Electric Circuits for the Investigation of Non-Hermitian Lattice Physics

A general paradigm within quantum mechanics is that a system’s Hamiltonians are described by Hermitian operators. However, this description fails to explain the non-unitary evolution of quantum states observed experimentally. An alternative approach to quantum mechanics that fixes this problem and eventually accounts for a simple form of coupling to the environment is based on the so-called non-Hermitian Hamiltonians [1], where non-Hermitian Hamiltonian operators are used. This approach gives rise to a new set of fascinating phenomena. One of these is the non-Hermitian skin effect. Here, a piling of the system eigenstates is observed on the boundary of a finite-size system. This phenomenon breaks one of the important pillars of topological lattice physics, the bulk-boundary correspondence.
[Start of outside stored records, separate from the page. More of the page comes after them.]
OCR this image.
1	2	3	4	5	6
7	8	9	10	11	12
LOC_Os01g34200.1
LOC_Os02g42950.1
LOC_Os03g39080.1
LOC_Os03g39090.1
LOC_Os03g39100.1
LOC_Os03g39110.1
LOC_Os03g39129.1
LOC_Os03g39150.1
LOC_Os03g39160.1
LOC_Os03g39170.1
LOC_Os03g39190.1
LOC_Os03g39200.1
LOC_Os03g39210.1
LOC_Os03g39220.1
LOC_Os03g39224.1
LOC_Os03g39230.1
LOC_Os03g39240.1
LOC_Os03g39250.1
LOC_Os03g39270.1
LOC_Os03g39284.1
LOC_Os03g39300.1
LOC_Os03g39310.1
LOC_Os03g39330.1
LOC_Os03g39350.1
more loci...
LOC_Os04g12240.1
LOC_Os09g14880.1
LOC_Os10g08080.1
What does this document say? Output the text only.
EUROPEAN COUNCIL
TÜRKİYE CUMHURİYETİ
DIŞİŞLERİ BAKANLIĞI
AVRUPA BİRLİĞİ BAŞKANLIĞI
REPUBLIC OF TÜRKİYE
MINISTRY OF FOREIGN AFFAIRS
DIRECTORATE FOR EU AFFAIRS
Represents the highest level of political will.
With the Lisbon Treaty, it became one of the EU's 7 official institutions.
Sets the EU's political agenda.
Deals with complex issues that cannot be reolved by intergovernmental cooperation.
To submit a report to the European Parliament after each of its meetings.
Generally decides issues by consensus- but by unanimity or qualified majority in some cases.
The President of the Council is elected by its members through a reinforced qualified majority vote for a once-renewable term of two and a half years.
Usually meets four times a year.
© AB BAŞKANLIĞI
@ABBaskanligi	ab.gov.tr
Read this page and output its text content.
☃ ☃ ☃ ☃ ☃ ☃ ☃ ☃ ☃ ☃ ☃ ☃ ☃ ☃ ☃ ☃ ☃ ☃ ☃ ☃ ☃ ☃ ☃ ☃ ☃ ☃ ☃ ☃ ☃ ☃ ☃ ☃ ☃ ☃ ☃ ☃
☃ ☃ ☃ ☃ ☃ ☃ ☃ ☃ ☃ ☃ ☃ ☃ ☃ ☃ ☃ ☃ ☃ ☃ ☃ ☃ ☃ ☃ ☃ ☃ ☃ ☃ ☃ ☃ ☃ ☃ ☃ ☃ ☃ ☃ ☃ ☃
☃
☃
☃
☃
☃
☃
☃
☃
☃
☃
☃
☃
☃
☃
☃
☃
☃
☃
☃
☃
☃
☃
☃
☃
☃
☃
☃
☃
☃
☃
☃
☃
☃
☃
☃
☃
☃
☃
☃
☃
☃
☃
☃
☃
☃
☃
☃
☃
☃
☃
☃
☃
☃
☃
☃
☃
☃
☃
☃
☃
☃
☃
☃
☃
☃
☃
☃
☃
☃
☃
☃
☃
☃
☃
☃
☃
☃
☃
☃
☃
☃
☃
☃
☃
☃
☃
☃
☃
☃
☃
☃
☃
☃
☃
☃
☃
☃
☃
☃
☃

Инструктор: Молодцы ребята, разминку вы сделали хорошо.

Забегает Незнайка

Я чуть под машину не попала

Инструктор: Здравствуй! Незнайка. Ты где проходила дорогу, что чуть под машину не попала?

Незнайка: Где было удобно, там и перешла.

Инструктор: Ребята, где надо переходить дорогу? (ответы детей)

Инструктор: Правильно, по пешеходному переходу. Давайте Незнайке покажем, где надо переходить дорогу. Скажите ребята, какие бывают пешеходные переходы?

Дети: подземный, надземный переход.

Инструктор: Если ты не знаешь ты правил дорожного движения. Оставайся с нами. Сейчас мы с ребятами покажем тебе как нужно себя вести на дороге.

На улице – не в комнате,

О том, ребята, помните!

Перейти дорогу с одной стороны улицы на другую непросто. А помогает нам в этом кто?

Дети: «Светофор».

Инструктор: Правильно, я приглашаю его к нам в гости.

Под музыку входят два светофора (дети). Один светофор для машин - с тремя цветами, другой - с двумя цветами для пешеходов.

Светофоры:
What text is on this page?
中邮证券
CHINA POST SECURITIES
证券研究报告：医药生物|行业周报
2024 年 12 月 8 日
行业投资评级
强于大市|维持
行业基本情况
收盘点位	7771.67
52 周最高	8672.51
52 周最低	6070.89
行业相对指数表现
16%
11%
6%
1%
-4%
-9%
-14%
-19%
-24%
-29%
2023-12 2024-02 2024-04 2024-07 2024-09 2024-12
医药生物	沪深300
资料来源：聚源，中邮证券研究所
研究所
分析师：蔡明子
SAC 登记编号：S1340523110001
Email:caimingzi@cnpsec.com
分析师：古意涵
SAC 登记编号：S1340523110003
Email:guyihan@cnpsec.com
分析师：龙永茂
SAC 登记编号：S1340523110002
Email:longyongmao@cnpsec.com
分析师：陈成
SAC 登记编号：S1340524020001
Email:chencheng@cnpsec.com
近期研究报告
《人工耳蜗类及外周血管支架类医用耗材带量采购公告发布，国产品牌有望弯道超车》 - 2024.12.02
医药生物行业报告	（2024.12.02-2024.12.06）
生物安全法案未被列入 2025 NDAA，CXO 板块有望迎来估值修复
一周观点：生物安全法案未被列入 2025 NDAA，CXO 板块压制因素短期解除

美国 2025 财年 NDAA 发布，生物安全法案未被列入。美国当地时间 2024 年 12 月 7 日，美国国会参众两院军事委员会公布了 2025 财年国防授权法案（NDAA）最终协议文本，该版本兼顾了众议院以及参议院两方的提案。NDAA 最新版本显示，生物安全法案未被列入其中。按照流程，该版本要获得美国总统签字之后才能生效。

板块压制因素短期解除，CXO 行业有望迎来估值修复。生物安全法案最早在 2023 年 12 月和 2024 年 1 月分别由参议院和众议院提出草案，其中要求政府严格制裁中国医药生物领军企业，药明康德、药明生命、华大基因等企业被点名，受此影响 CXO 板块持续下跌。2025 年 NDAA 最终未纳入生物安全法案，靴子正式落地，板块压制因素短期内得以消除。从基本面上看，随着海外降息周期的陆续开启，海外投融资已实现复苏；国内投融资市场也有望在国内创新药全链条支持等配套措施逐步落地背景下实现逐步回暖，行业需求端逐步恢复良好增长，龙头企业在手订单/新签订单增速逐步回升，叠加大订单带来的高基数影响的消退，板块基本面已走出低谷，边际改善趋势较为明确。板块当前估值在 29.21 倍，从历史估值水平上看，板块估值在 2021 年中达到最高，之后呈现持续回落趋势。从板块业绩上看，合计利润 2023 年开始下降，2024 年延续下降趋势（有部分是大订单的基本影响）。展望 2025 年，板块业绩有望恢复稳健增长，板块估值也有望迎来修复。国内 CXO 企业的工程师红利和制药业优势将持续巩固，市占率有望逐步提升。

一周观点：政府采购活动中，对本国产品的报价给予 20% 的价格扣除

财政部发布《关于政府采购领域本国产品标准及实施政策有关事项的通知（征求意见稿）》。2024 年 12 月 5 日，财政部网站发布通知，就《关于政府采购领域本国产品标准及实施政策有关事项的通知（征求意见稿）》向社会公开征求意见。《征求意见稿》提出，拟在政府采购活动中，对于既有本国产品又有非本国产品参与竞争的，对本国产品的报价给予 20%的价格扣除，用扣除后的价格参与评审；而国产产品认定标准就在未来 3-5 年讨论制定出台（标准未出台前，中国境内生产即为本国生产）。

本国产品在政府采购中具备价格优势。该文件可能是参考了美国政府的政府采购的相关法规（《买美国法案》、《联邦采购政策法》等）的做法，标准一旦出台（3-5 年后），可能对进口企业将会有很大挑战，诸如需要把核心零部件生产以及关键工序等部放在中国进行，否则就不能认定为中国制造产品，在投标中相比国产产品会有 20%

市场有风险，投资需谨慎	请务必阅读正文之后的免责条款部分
It is possible to realize classical electric circuits that mimic one- and two-dimensional non-Hermitian lattice Hamiltonians [2]. In this project, we will investigate how to implement a circuit mimicking the non-Hermitian implementation of the diamond chain [3].

[1] Bergholtz et al., Rev. Mod. Phys. 93, 015005 (2021).
[2] Liu et al., Research 5608038 (2021).
[3] Martinez et al., Adv Quantum Technol. 2300225 (2023).